Pour un schéma à base d’insuline :
– Couvrir les besoins de base avec une injection matinale d’une :
– insuline semi-lente en cas d’administration d’une dose de méthylprednisolone le matin (qui aura un effet hyperglycémiant dans l’après-midi).
– insuline lente (gliargine) en cas d’administration de plusieurs doses de méthylprednisolone ou d’une dose de dexaméthasone (qui auront un effet hyperglycémiant plus prolongé).
Entamer le traitement avec 0,15 à 0,2 U/kg/jour.
Ajuster la dose en fonction de la glycémie (en général par palier de 10 à 20 %).
– Recourir à des injections supplémentaires d’insuline ultrarapide au moment des repas (0,05 à 0,1 U/kg, à adapter).
Pour un patient avec une glycémie < 50 mg/dl ou symptomatique avec une glycémie < 60 mg/dl
Conscient et capable d’avaler
• Faire prendre au patient 150 ml de soda sucré ou 4 morceaux de sucre, 2 cuillères à soupe de confiture (resucrage rapide avec ≅ 15 gr de glucides)

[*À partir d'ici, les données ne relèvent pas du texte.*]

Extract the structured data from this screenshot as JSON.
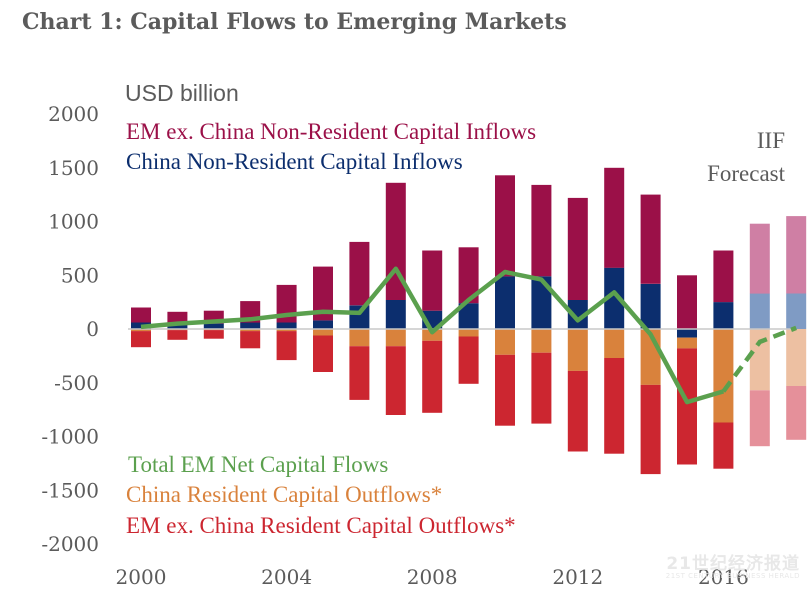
{
  "title": "Chart 1: Capital Flows to Emerging Markets",
  "unit_label": "USD billion",
  "forecast_label": [
    "IIF",
    "Forecast"
  ],
  "watermark": {
    "main": "21世纪经济报道",
    "sub": "21ST CENTURY BUSINESS HERALD"
  },
  "colors": {
    "em_inflow": "#9b1048",
    "china_inflow": "#0c2e6e",
    "china_outflow": "#d9823c",
    "em_outflow": "#cc2630",
    "net_line": "#5ba04e",
    "em_inflow_fc": "#cf7fa4",
    "china_inflow_fc": "#7f9bc4",
    "china_outflow_fc": "#edc0a2",
    "em_outflow_fc": "#e5909a",
    "axis_text": "#5b5b5b",
    "zero_line": "#c8c8c8"
  },
  "chart_data": {
    "type": "bar",
    "ylim": [
      -2000,
      2000
    ],
    "yticks": [
      2000,
      1500,
      1000,
      500,
      0,
      -500,
      -1000,
      -1500,
      -2000
    ],
    "xticks": [
      "2000",
      "2004",
      "2008",
      "2012",
      "2016"
    ],
    "years": [
      2000,
      2001,
      2002,
      2003,
      2004,
      2005,
      2006,
      2007,
      2008,
      2009,
      2010,
      2011,
      2012,
      2013,
      2014,
      2015,
      2016,
      2017,
      2018
    ],
    "forecast_years": [
      2017,
      2018
    ],
    "legend": [
      {
        "label": "EM ex. China Non-Resident Capital Inflows",
        "color_key": "em_inflow"
      },
      {
        "label": "China Non-Resident Capital Inflows",
        "color_key": "china_inflow"
      },
      {
        "label": "Total EM Net Capital Flows",
        "color_key": "net_line"
      },
      {
        "label": "China Resident Capital Outflows*",
        "color_key": "china_outflow"
      },
      {
        "label": "EM ex. China Resident Capital Outflows*",
        "color_key": "em_outflow"
      }
    ],
    "series": [
      {
        "name": "China Non-Resident Capital Inflows",
        "values": [
          60,
          40,
          50,
          60,
          60,
          80,
          220,
          270,
          170,
          240,
          490,
          490,
          270,
          570,
          420,
          -80,
          250,
          330,
          330
        ]
      },
      {
        "name": "EM ex. China Non-Resident Capital Inflows",
        "values": [
          140,
          120,
          120,
          200,
          350,
          500,
          590,
          1090,
          560,
          520,
          940,
          850,
          950,
          930,
          830,
          500,
          480,
          650,
          720
        ]
      },
      {
        "name": "China Resident Capital Outflows*",
        "values": [
          -20,
          -10,
          -10,
          -20,
          -20,
          -60,
          -160,
          -160,
          -110,
          -70,
          -240,
          -220,
          -390,
          -270,
          -520,
          -100,
          -870,
          -570,
          -530
        ]
      },
      {
        "name": "EM ex. China Resident Capital Outflows*",
        "values": [
          -150,
          -90,
          -80,
          -160,
          -270,
          -340,
          -500,
          -640,
          -670,
          -440,
          -660,
          -660,
          -750,
          -890,
          -830,
          -1080,
          -430,
          -520,
          -500
        ]
      },
      {
        "name": "Total EM Net Capital Flows",
        "values": [
          20,
          50,
          70,
          90,
          130,
          160,
          150,
          560,
          -30,
          270,
          530,
          460,
          80,
          340,
          -50,
          -680,
          -580,
          -120,
          10
        ]
      }
    ]
  }
}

• Contrôler la glycémie après 15 minutes
– Si la glycémie reste < 70 mg/dl : répéter le resucrage rapide.
– Si la glycémie est > 70 mg/dl : poursuivre le resucrage avec des sucres lents (par exemple une banane, un verre de lait, une compote, 2 biscuits, une tranche de pain), suivis d’un repas dans les 2 heures suivantes.

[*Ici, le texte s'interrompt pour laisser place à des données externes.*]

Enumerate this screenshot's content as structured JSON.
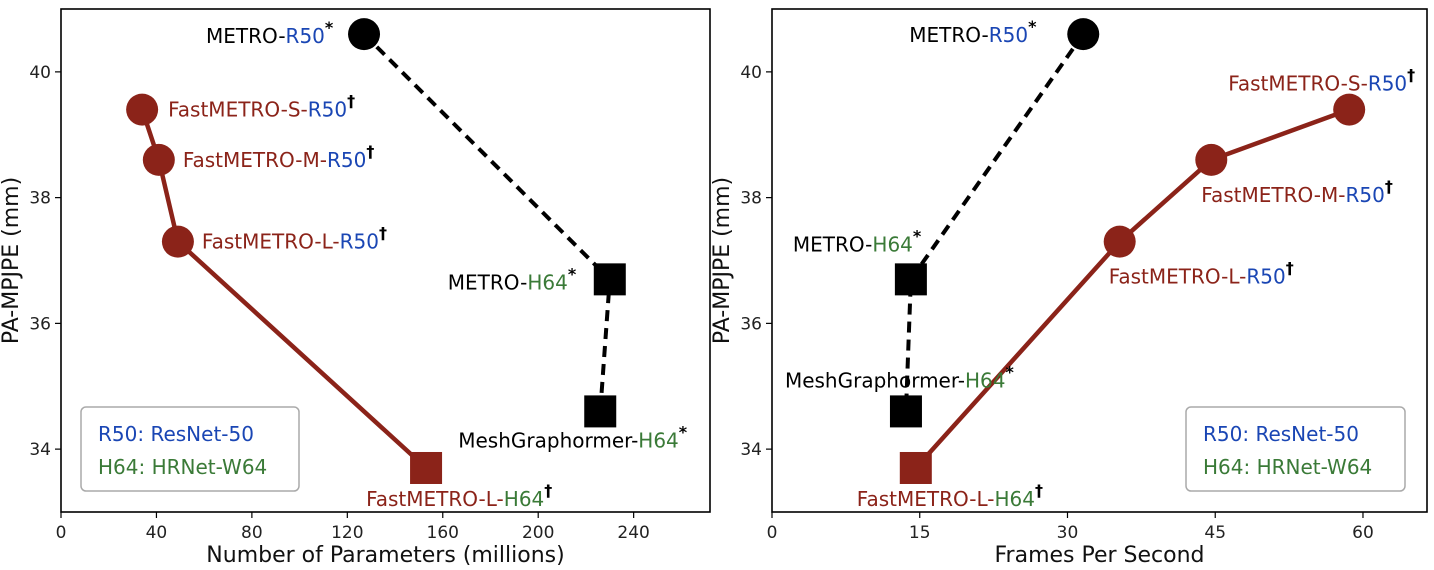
{
  "colors": {
    "fast": "#8b2319",
    "metro": "#000000",
    "r50": "#1a46b4",
    "h64": "#3a7a37",
    "black_text": "#000000"
  },
  "chart_data": [
    {
      "type": "line",
      "xlabel": "Number of Parameters (millions)",
      "ylabel": "PA-MPJPE (mm)",
      "xlim": [
        0,
        272
      ],
      "ylim": [
        33.0,
        41.0
      ],
      "xticks": [
        0,
        40,
        80,
        120,
        160,
        200,
        240
      ],
      "yticks": [
        34,
        36,
        38,
        40
      ],
      "grid": false,
      "legend_position": "bottom-left",
      "legend": [
        {
          "abbr": "R50",
          "text": ": ResNet-50",
          "color": "r50"
        },
        {
          "abbr": "H64",
          "text": ": HRNet-W64",
          "color": "h64"
        }
      ],
      "series": [
        {
          "style": "solid",
          "marker": "circle-square",
          "color": "fast",
          "points": [
            {
              "x": 34,
              "y": 39.4,
              "marker": "circle",
              "label": {
                "model": "FastMETRO-S-",
                "backbone": "R50",
                "mark": "†",
                "backbone_color": "r50",
                "anchor": "right"
              }
            },
            {
              "x": 41,
              "y": 38.6,
              "marker": "circle",
              "label": {
                "model": "FastMETRO-M-",
                "backbone": "R50",
                "mark": "†",
                "backbone_color": "r50",
                "anchor": "right"
              }
            },
            {
              "x": 49,
              "y": 37.3,
              "marker": "circle",
              "label": {
                "model": "FastMETRO-L-",
                "backbone": "R50",
                "mark": "†",
                "backbone_color": "r50",
                "anchor": "right"
              }
            },
            {
              "x": 153,
              "y": 33.7,
              "marker": "square",
              "label": {
                "model": "FastMETRO-L-",
                "backbone": "H64",
                "mark": "†",
                "backbone_color": "h64",
                "anchor": "below"
              }
            }
          ]
        },
        {
          "style": "dashed",
          "color": "metro",
          "points": [
            {
              "x": 127,
              "y": 40.6,
              "marker": "circle",
              "label": {
                "model": "METRO-",
                "backbone": "R50",
                "mark": "*",
                "backbone_color": "r50",
                "anchor": "left"
              }
            },
            {
              "x": 230,
              "y": 36.7,
              "marker": "square",
              "label": {
                "model": "METRO-",
                "backbone": "H64",
                "mark": "*",
                "backbone_color": "h64",
                "anchor": "left"
              }
            },
            {
              "x": 226,
              "y": 34.6,
              "marker": "square",
              "label": {
                "model": "MeshGraphormer-",
                "backbone": "H64",
                "mark": "*",
                "backbone_color": "h64",
                "anchor": "below"
              }
            }
          ]
        }
      ]
    },
    {
      "type": "line",
      "xlabel": "Frames Per Second",
      "ylabel": "PA-MPJPE (mm)",
      "xlim": [
        0,
        66.5
      ],
      "ylim": [
        33.0,
        41.0
      ],
      "xticks": [
        0,
        15,
        30,
        45,
        60
      ],
      "yticks": [
        34,
        36,
        38,
        40
      ],
      "grid": false,
      "legend_position": "bottom-right",
      "legend": [
        {
          "abbr": "R50",
          "text": ": ResNet-50",
          "color": "r50"
        },
        {
          "abbr": "H64",
          "text": ": HRNet-W64",
          "color": "h64"
        }
      ],
      "series": [
        {
          "style": "solid",
          "color": "fast",
          "points": [
            {
              "x": 58.6,
              "y": 39.4,
              "marker": "circle",
              "label": {
                "model": "FastMETRO-S-",
                "backbone": "R50",
                "mark": "†",
                "backbone_color": "r50",
                "anchor": "above"
              }
            },
            {
              "x": 44.6,
              "y": 38.6,
              "marker": "circle",
              "label": {
                "model": "FastMETRO-M-",
                "backbone": "R50",
                "mark": "†",
                "backbone_color": "r50",
                "anchor": "below"
              }
            },
            {
              "x": 35.3,
              "y": 37.3,
              "marker": "circle",
              "label": {
                "model": "FastMETRO-L-",
                "backbone": "R50",
                "mark": "†",
                "backbone_color": "r50",
                "anchor": "below"
              }
            },
            {
              "x": 14.6,
              "y": 33.7,
              "marker": "square",
              "label": {
                "model": "FastMETRO-L-",
                "backbone": "H64",
                "mark": "†",
                "backbone_color": "h64",
                "anchor": "below"
              }
            }
          ]
        },
        {
          "style": "dashed",
          "color": "metro",
          "points": [
            {
              "x": 31.6,
              "y": 40.6,
              "marker": "circle",
              "label": {
                "model": "METRO-",
                "backbone": "R50",
                "mark": "*",
                "backbone_color": "r50",
                "anchor": "left"
              }
            },
            {
              "x": 14.1,
              "y": 36.7,
              "marker": "square",
              "label": {
                "model": "METRO-",
                "backbone": "H64",
                "mark": "*",
                "backbone_color": "h64",
                "anchor": "above"
              }
            },
            {
              "x": 13.6,
              "y": 34.6,
              "marker": "square",
              "label": {
                "model": "MeshGraphormer-",
                "backbone": "H64",
                "mark": "*",
                "backbone_color": "h64",
                "anchor": "above"
              }
            }
          ]
        }
      ]
    }
  ]
}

Inconscient ou incapable d’avaler
(pour autant que le patient ne soit pas durant ses dernières heures de vie)
• S’il existe un accès intraveineux, administrer soit 50 ml de glucose 30 % (3 gr/10 ml) ou 75 ml de glucose 20 % (2 gr/10 ml) en iv lent (resucrage rapide avec ≅ 15 gr de glucides).

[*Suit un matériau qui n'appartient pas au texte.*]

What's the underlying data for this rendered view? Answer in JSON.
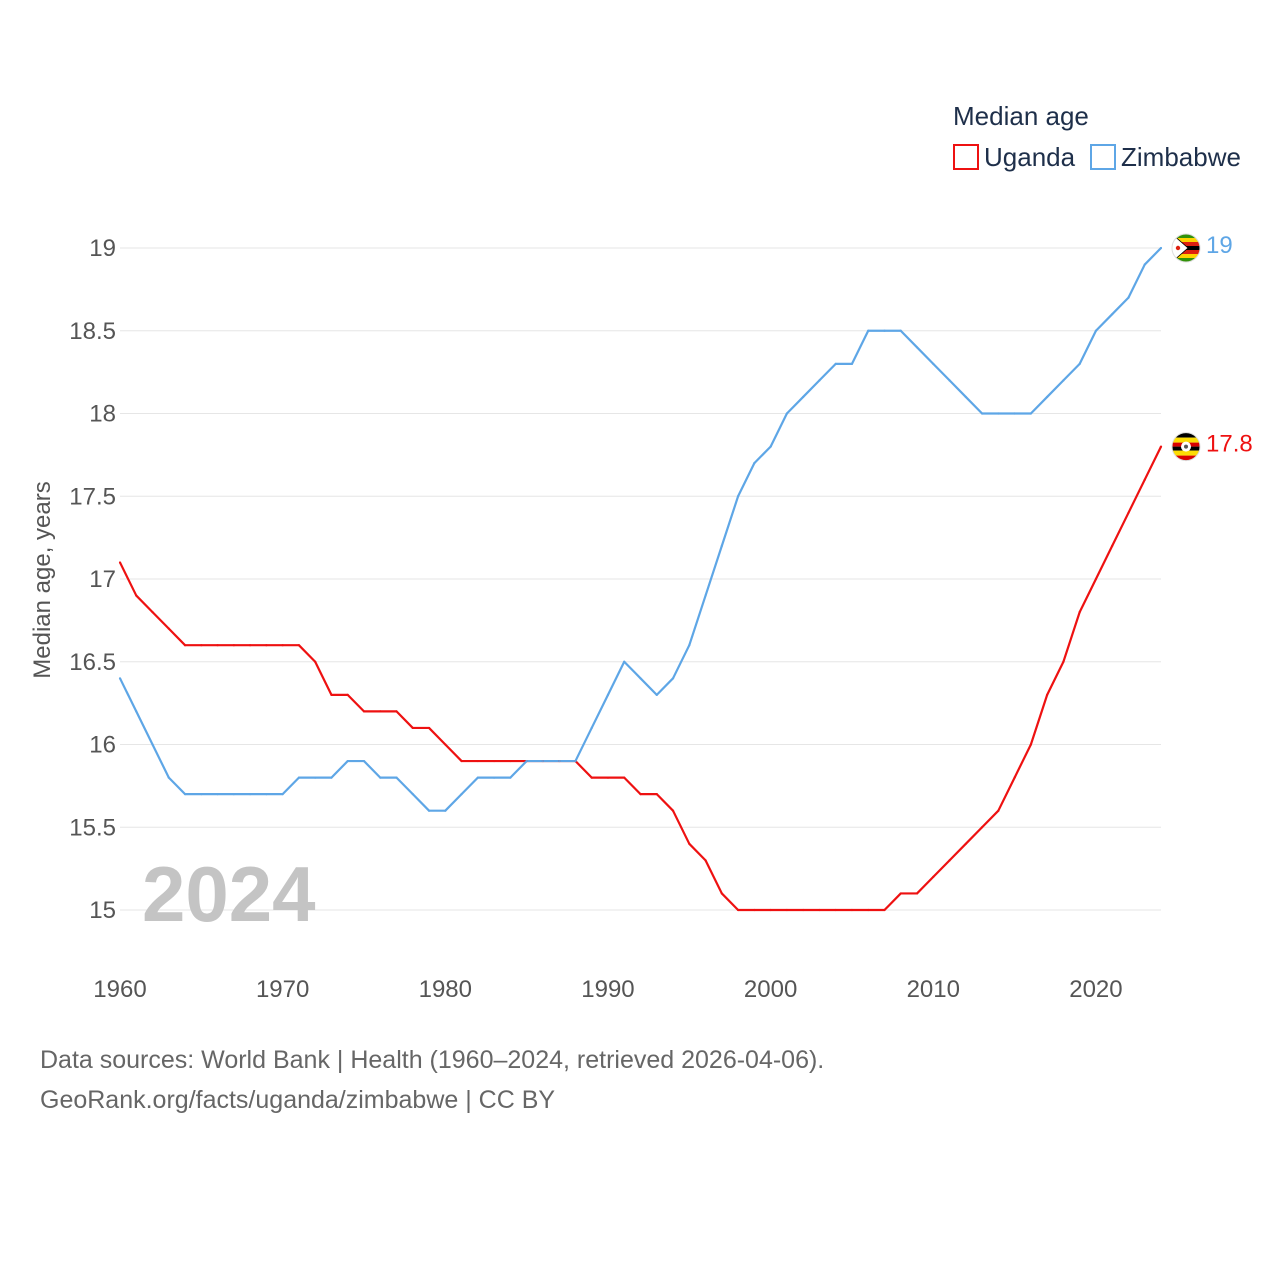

• S’il n’y a pas d’accès intraveineux et que le patient a une fonction hépatique normale : remplacer l’administration de glucose par une injection intramusculaire de 1 ml de Glucagon (1 mg/ml).
• Évaluer l’état de conscience du patient après 10 minutes.
– Si le patient est éveillé : appliquer le schéma de resucrage oral.
– Si le patient reste inconscient : envisager, en fonction du projet de soins, des investigations complémentaires ou un accompagnement de fin de vie.